You'd never get accurate data for comparison. Skier aptitude, aggressiveness, level of consistency at different lines lengths in varying conditions, and personal drive to reach one or more extra buoys are not quantifiable and as such, the injury data is going to be a crapshoot.
This sport isn't like someone trying their first backflip on a mountain bike on a homemade ramp. There is rarely a single factor in my experience that caused a bad fall.
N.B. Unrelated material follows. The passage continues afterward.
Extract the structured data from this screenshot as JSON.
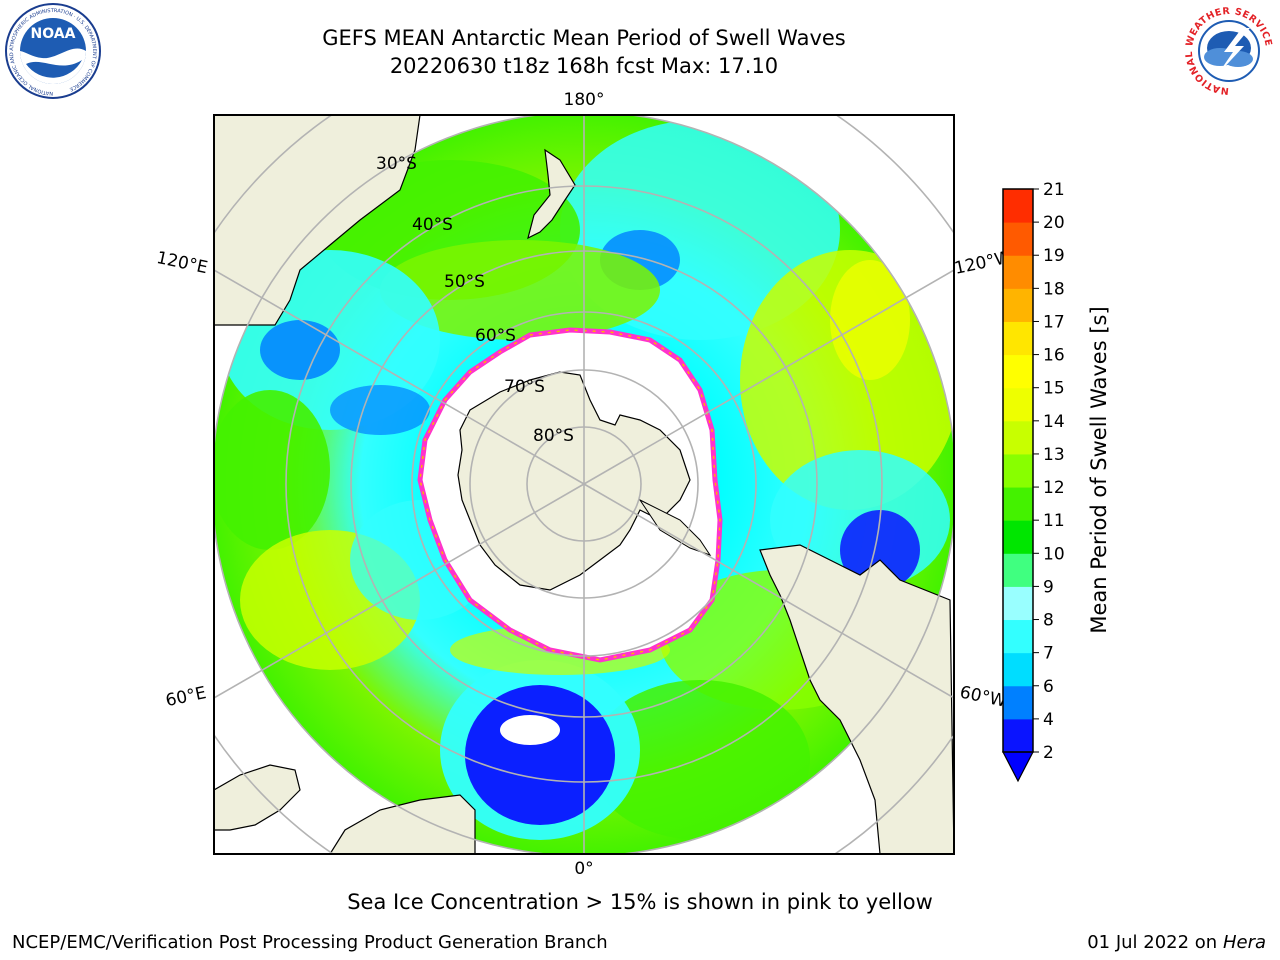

It usually starts when you're a little behind which pretty much happens 99% of passes for me, then you pull a little harder and/or longer to catch up, then you make a little harder turn and maybe get slightly out of control, now you're in a bad pulling position through the wakes and even faster and more out of control into the next buoy but you stick with it....sometimes you catch back up and make the pass, sometimes you just don't make the next buoy, sometimes you realize the gig is up and you stop there, and then sometimes you blow the tail or stuff the tip and get injured.
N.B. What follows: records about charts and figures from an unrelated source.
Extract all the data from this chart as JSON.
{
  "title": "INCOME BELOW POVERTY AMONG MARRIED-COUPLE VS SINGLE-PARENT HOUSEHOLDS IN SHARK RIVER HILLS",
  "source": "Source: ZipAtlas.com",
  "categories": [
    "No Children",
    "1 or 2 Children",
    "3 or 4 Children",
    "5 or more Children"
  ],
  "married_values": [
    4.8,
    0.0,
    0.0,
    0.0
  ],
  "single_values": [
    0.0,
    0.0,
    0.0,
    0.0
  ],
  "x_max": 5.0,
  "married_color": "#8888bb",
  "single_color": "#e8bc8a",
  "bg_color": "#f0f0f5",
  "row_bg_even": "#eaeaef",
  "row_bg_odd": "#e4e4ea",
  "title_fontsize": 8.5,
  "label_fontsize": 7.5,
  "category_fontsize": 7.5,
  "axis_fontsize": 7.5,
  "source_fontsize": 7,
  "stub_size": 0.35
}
It takes a lot to write all of that but I'm guessing we've all had tons of passes like this where these decisions are made in a split second. So in that example, is it really the bindings fault you got injured or should you maybe have exercised more caution? IMO a binding is the absolute last line of defense so if you're not setting it up right or think it's going to protect you every time, your chances of injury are going to be a lot higher.